I remember the day I saw The City of Lost Children, the first of Jeunet’s films to really breakthrough into US art houses.
I didn’t know it then, but I’m sure now it was one of those outbursts of total imagination, like Caligari and Metropolis and Brazil, films whose singularity is without precedent or successor. In trying to describe it, one inevitably sells it short, but if we’re going to try to understand how far Jean-Pierre Jeunet has fallen in the years since The City of Lost Children, it’s important to try to put a finger on what he once was.
The achievement, as always, is twofold; one happened in front of the camera and the other behind it. First, with co-director Marc Caro, Jeunet created the world of The City of Lost Children. Simply, they gave us a mise-en-scene that expressed the sound and complicated logic of their new world. Vivid sets, costumes, and a company of actors matched only by the faces in Daumier, gave us just about everything we would need to experience total immersion. Then came the camera, the second achievement. Having set the stage, Jeunet and Caro bent it into the kind of expressionistic nightmare Jacques Tati might have had after a night of reading The Brothers Grimm, drunk on absinthe. Their taffy-like camera could go anywhere and do anything. It was elastic. It flew. It moved like a flea, it moved like a crane.

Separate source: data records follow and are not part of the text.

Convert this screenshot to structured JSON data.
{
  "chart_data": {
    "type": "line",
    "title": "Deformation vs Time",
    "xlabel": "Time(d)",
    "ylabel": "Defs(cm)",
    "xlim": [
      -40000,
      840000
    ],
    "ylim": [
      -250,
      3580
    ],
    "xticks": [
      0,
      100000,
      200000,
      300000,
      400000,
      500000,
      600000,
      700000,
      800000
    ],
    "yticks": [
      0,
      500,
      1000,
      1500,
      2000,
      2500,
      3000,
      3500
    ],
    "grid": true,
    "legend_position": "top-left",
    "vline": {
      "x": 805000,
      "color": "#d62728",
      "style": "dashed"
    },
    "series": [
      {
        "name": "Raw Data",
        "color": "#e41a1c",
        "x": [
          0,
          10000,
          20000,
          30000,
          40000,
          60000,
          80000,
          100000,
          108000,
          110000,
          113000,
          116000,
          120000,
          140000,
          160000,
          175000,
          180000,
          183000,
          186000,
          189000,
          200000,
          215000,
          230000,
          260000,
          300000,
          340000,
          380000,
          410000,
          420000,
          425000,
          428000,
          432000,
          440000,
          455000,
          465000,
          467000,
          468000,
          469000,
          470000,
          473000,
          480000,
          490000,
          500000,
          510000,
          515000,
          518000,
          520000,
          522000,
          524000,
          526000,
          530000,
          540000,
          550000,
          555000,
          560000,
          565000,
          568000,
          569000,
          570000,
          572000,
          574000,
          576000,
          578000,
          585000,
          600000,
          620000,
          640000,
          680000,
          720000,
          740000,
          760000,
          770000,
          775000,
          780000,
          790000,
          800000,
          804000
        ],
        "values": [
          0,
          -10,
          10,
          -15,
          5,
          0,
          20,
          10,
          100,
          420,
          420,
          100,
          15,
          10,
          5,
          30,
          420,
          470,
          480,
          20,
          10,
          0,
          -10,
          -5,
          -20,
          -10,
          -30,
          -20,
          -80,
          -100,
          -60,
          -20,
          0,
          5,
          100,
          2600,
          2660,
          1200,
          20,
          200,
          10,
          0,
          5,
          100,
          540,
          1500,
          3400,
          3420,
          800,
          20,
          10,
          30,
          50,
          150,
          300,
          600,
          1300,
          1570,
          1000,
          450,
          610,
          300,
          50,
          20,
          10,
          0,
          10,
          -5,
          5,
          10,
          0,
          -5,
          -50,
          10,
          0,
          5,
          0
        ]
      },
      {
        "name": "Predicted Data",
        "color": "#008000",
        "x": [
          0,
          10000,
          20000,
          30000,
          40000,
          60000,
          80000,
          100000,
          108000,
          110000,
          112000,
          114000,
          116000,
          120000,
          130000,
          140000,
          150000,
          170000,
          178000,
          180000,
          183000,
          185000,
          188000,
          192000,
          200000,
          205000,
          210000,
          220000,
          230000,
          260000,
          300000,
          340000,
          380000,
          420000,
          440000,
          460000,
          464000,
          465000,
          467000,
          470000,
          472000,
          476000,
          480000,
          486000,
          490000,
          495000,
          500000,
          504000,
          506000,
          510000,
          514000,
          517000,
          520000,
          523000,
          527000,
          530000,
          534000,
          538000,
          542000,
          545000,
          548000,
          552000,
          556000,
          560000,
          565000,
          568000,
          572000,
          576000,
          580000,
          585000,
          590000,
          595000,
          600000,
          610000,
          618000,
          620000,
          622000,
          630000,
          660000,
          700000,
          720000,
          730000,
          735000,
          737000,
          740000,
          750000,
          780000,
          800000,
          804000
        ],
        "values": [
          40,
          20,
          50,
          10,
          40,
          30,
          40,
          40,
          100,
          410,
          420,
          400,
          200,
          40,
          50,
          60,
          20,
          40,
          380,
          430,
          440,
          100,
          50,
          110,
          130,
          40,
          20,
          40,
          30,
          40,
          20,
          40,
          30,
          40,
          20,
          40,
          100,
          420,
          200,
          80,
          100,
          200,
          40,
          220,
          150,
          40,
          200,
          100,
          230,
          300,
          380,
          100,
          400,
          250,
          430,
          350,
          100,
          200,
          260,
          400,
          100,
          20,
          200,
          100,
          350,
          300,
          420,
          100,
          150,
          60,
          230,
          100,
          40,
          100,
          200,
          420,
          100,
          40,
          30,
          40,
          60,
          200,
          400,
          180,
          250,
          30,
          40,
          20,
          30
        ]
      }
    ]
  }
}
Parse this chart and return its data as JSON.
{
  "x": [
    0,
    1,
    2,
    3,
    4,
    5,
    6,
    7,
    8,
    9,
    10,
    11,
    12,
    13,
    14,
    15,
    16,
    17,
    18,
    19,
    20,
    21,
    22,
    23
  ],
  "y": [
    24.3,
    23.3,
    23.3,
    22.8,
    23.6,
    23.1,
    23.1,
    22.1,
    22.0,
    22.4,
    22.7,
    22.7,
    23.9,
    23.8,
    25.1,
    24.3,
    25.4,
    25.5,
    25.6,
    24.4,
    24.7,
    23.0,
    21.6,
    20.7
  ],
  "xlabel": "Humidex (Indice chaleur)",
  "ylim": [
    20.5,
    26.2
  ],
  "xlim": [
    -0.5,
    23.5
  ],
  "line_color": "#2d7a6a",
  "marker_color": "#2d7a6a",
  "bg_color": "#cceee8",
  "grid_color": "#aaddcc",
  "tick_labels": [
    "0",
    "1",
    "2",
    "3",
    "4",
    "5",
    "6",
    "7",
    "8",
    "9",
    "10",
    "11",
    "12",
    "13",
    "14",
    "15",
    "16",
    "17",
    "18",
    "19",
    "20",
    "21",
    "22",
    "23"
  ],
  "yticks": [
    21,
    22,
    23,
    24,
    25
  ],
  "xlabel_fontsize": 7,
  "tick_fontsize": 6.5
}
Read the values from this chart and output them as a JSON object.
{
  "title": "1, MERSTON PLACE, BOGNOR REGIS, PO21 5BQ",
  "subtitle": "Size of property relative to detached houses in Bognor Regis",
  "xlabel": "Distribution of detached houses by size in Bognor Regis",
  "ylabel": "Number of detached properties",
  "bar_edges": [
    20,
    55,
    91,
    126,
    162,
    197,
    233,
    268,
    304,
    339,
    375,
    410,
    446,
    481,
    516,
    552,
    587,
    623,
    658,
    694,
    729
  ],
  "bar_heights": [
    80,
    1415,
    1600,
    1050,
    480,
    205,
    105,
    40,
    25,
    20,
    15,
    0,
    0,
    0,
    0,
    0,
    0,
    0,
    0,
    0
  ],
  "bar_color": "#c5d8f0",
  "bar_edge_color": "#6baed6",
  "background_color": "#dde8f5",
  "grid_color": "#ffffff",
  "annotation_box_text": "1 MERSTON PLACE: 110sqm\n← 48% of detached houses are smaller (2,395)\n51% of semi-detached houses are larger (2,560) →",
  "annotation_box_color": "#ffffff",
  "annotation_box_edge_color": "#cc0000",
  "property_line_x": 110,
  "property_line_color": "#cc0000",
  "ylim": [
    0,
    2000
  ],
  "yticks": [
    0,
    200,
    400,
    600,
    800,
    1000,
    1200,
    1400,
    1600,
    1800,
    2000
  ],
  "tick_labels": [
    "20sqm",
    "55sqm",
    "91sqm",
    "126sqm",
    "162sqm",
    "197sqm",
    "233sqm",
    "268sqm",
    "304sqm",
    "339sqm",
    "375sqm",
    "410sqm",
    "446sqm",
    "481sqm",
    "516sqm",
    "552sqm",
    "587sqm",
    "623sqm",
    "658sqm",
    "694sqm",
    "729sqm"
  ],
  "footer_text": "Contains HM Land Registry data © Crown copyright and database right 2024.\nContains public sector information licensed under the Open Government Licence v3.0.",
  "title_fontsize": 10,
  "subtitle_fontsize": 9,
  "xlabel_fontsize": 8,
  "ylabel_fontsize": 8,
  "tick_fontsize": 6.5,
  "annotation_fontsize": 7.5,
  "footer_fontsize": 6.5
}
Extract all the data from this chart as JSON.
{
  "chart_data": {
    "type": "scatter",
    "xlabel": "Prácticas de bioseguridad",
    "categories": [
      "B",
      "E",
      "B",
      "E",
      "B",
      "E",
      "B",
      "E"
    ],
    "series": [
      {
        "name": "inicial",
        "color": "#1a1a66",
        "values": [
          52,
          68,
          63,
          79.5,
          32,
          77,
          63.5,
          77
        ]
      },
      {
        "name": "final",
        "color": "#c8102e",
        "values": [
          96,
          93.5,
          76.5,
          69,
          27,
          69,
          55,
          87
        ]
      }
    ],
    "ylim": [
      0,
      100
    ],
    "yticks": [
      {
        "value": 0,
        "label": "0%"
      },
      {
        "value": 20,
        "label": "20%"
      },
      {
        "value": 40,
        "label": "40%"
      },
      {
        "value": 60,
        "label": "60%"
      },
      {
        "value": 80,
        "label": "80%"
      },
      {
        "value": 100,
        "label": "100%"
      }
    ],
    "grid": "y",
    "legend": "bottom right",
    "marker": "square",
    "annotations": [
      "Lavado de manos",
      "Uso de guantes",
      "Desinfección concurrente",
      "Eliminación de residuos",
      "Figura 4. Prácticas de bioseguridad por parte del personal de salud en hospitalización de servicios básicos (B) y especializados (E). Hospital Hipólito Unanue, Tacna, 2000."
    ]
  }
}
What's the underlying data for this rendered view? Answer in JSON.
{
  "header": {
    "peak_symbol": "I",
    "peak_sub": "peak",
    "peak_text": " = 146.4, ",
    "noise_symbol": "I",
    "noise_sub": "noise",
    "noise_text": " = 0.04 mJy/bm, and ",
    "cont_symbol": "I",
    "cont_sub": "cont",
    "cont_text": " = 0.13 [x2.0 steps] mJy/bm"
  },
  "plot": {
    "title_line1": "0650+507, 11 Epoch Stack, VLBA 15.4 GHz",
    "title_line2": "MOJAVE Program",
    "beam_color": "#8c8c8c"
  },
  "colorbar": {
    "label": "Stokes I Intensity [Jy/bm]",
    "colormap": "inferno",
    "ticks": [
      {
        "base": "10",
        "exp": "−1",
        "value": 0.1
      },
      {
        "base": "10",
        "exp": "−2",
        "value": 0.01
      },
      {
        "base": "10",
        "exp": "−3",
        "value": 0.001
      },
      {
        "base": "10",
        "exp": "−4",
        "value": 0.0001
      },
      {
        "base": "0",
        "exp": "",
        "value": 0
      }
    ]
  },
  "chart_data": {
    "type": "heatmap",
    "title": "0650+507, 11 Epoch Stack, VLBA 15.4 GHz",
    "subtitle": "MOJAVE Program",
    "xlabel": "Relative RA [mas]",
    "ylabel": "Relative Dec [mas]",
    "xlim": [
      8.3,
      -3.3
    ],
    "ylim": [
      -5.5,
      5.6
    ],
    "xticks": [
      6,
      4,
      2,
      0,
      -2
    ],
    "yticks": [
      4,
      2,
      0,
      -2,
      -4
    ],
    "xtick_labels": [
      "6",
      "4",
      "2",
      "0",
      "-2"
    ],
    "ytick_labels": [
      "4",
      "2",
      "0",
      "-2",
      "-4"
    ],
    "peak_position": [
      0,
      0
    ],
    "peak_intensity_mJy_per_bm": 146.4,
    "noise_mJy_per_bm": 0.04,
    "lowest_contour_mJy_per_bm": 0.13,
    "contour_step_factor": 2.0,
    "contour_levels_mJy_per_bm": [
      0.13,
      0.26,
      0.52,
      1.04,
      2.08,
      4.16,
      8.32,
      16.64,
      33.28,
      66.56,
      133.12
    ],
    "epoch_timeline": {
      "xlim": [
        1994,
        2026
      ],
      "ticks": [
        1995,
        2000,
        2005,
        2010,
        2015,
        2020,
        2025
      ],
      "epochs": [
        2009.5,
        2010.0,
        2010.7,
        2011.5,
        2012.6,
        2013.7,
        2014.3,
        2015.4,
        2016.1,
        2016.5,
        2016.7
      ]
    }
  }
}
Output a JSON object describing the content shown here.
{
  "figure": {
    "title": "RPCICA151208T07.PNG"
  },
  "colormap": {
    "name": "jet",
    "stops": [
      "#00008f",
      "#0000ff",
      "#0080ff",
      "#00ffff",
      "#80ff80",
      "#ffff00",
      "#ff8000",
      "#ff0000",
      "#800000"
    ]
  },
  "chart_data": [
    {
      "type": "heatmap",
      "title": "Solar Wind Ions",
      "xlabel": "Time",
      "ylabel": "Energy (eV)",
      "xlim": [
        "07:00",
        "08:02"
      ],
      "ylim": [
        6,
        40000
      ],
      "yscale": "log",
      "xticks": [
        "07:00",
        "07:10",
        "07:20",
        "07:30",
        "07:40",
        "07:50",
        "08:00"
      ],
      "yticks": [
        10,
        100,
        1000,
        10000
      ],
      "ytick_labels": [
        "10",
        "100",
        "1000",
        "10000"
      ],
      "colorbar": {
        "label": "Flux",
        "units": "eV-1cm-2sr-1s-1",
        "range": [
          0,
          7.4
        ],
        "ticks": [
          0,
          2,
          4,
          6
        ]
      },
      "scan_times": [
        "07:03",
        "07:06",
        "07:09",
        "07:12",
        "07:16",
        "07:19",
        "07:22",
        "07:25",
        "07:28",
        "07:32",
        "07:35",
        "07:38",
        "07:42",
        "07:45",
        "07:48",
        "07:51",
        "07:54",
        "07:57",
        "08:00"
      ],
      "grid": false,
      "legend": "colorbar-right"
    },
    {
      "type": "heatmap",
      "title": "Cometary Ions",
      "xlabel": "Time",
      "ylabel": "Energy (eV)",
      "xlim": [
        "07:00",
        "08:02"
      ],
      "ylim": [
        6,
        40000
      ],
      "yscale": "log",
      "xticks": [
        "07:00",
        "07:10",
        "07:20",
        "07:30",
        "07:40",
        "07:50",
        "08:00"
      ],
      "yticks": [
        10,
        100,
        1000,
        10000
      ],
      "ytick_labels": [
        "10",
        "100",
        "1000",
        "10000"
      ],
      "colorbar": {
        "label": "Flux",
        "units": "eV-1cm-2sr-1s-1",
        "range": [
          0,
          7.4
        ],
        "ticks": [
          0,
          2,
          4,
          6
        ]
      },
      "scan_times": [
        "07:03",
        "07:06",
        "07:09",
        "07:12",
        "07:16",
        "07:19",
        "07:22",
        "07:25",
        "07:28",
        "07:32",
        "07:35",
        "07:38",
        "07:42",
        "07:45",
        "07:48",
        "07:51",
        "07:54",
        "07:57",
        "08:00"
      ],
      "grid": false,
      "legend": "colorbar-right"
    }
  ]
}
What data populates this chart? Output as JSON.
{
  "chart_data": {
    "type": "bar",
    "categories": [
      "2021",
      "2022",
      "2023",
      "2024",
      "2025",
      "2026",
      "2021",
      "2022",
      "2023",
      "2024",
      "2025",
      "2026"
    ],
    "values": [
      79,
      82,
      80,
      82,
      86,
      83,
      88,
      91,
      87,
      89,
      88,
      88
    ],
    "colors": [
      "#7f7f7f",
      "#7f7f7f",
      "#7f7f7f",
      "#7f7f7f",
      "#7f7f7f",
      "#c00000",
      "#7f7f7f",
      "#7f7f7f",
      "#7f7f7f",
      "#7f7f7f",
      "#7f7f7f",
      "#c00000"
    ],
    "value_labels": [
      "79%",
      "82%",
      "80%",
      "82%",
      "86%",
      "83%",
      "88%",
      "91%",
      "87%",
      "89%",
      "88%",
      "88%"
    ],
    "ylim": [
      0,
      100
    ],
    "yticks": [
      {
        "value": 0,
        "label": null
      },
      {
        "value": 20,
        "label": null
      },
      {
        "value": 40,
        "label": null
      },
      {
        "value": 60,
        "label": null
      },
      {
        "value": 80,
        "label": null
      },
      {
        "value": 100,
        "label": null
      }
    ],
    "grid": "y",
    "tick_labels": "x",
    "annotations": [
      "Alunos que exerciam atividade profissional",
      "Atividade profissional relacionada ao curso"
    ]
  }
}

I remember the day – days after seeing The City of Lost Children – when I discovered that Jeunet and Caro had made another film, Delicatessen, which I must have been to young to have caught on its first run in 1991. I rented it, and had the same eureka – perhaps a double eureka – compounded by the new knowledge of Jeunet and Caro I brought to the viewing. To this day, I’m still not sure which film is better. Like a good fairy tale, The City of Lost Children packs an emotional punch; but Delicatessen, in its wit and caricature, is as clever about human strangeness as Bunuel’s drollest films. I could watch them forever and – as Joni Mitchell says – still be on my feet.
Then Jenuet got hot, took a job directing Alien Resurrection (the fourth, and worst, of the Alien franchise), retreated for several years of wound-licking, and returned with Amelie in 2001. There isn’t really much to say about that. It’s been a while since I’ve seen the film, but I remember it felt like the product of a diluted sensibility. What it had was an excess of charm (almost cloying) and a colorful, Rube Goldberg approach to narrative. Okay, fine. If people loved it, it was probably because they didn’t know about the great work that had preceded it. Those of us who were already fans of Jeunet and Caro expected more from the circus.
After Amelie, Jeunet continued on without Caro (they split after Alien Resurrection) and lost yet another shade of darkness. A Very Long Engagement was a failed attempt to get into David Lean mode; you could feel Jeunet desperately wanting to go global and it came off as insincere. Once again, Audrey Tautou was set up to be the next Audrey Hepburn, but I think we can all see now she was really nothing more than a human pastry. Yum, but where’s the beef?
Now we have Micmacs, Jeunet’s limpest yet. I saw it with a friend, also a fan, and we left the theater with our heads down. “Gilliam, Burton, and now Jeunet,” my friend sighed. I sighed too.